Longtime visitors to the square like Kristie Hang say it has long been in need of an update. Irvine, Pasadena and South Coast Plaza in Costa Mesa are now attracting the most popular new restaurant openings from Asia, said Hang, a San Gabriel Valley native and local food expert.

Irvine beats us. (Focus Plaza) used to be that one plaza where you could do anything,” Hang said. “But it really hasn’t changed much since the ’90s.”

On weekends it can still be difficult to find parking, but during the week it can get so quiet that footsteps and voices echo in the square’s courtyard.

A chef prepares duck in a restaurant.

A chef prepares duck for indoor dining at HK VIP Kitchen in San Gabriel’s Focus Plaza.

(Francine Orr/Los Angeles Times)

I was in seventh grade when I first visited Focus Plaza on a family trip to colleges in Southern California. Later, as a beat reporter in the San Gabriel Valley, 8090 Boba Avenue became my satellite office, where I strained to hear my interview recordings over the merry roar of Mandopop. I spent many hours combing through the storefronts, trying to decipher the confusing area diagram, which looked more like Ikea furniture instructions than a map.

There I learned that the key to understanding the idiosyncratic commercial makeup of immigrant shopping malls is understanding that they are not only in retail, but also in nostalgia.

Immigrant DVD and VHS rental stores have survived Blockbuster and Hollywood Video because Netflix doesn’t have Mandarin karaoke DVDs or movies from when Chinese star Andy Lau was a young heartthrob. There are a dozen different Chinese restaurants because there are Chinese immigrants from a dozen different regions, who prefer their dumplings and noodle soups dozens of different ways. Property and business owners set prices and rents not only to maximize profits, but also so that people in their communities can afford to be customers.
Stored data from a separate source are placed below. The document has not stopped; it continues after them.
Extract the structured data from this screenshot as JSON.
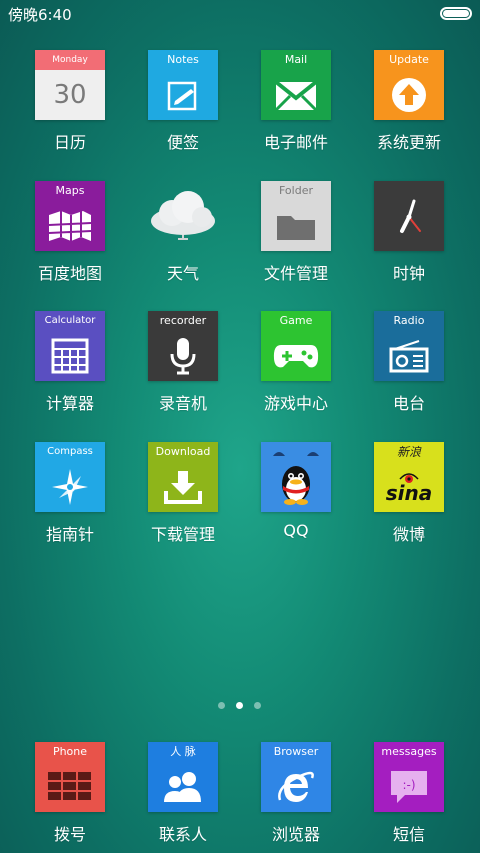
{
  "status": {
    "time": "傍晚6:40"
  },
  "apps": [
    {
      "label": "日历",
      "cap": "Monday",
      "date": "30"
    },
    {
      "label": "便签",
      "cap": "Notes"
    },
    {
      "label": "电子邮件",
      "cap": "Mail"
    },
    {
      "label": "系统更新",
      "cap": "Update"
    },
    {
      "label": "百度地图",
      "cap": "Maps"
    },
    {
      "label": "天气"
    },
    {
      "label": "文件管理",
      "cap": "Folder"
    },
    {
      "label": "时钟"
    },
    {
      "label": "计算器",
      "cap": "Calculator"
    },
    {
      "label": "录音机",
      "cap": "recorder"
    },
    {
      "label": "游戏中心",
      "cap": "Game"
    },
    {
      "label": "电台",
      "cap": "Radio"
    },
    {
      "label": "指南针",
      "cap": "Compass"
    },
    {
      "label": "下载管理",
      "cap": "Download"
    },
    {
      "label": "QQ"
    },
    {
      "label": "微博",
      "cap": "新浪",
      "logo": "sina"
    }
  ],
  "pager": {
    "pages": 3,
    "current": 2
  },
  "dock": [
    {
      "label": "拨号",
      "cap": "Phone"
    },
    {
      "label": "联系人",
      "cap": "人 脉"
    },
    {
      "label": "浏览器",
      "cap": "Browser"
    },
    {
      "label": "短信",
      "cap": "messages"
    }
  ],
  "colors": {
    "calendar_header": "#f26d75",
    "notes": "#1fa9e1",
    "mail": "#18a34a",
    "update": "#f7941d",
    "maps": "#8a1c9c",
    "folder": "#d9d9d9",
    "clock": "#3b3b3b",
    "calculator": "#5a4fc1",
    "recorder": "#3a3a3a",
    "game": "#2dc431",
    "radio": "#1a6d9b",
    "compass": "#21a8e5",
    "download": "#8eb51a",
    "qq": "#3a8de3",
    "weibo": "#d8e01c",
    "phone": "#e8534a",
    "contacts": "#1e7ee0",
    "browser": "#2f86e6",
    "messages": "#a41ec0"
  }
}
Focus Plaza was a symbol of the Chinese community’s newfound confidence and prosperity at a time when Los Angeles County’s Asian population was growing rapidly, driven primarily by migration to the San Gabriel Valley. Former President Clinton raised $250,000 over lunch at Five Star Seafood Restaurant, then called New Capital Seafood Restaurant. Immigrants from Taiwan, Hong Kong and a rapidly modernizing China took pride in distinguishing themselves from Chinatown.

A server pushes a cart full of food into a restaurant dining room.

The Five Star Seafood restaurant is stocked for lunch at Focus Plaza.

(Francine Orr/Los Angeles Times)

The renovations will involve much-needed changes, such as adding seating, easing traffic flow, and creating more public space to gather. So I won’t argue that public funds should be expended to keep Focus Plaza in amber.

But I will miss the Focus Plaza I knew. Like the immigrants who patronized it, it preserved the memories of a China that no longer exists. It was one generation’s effort to build a house of tastes, smells and feelings, a house that can live only in memory.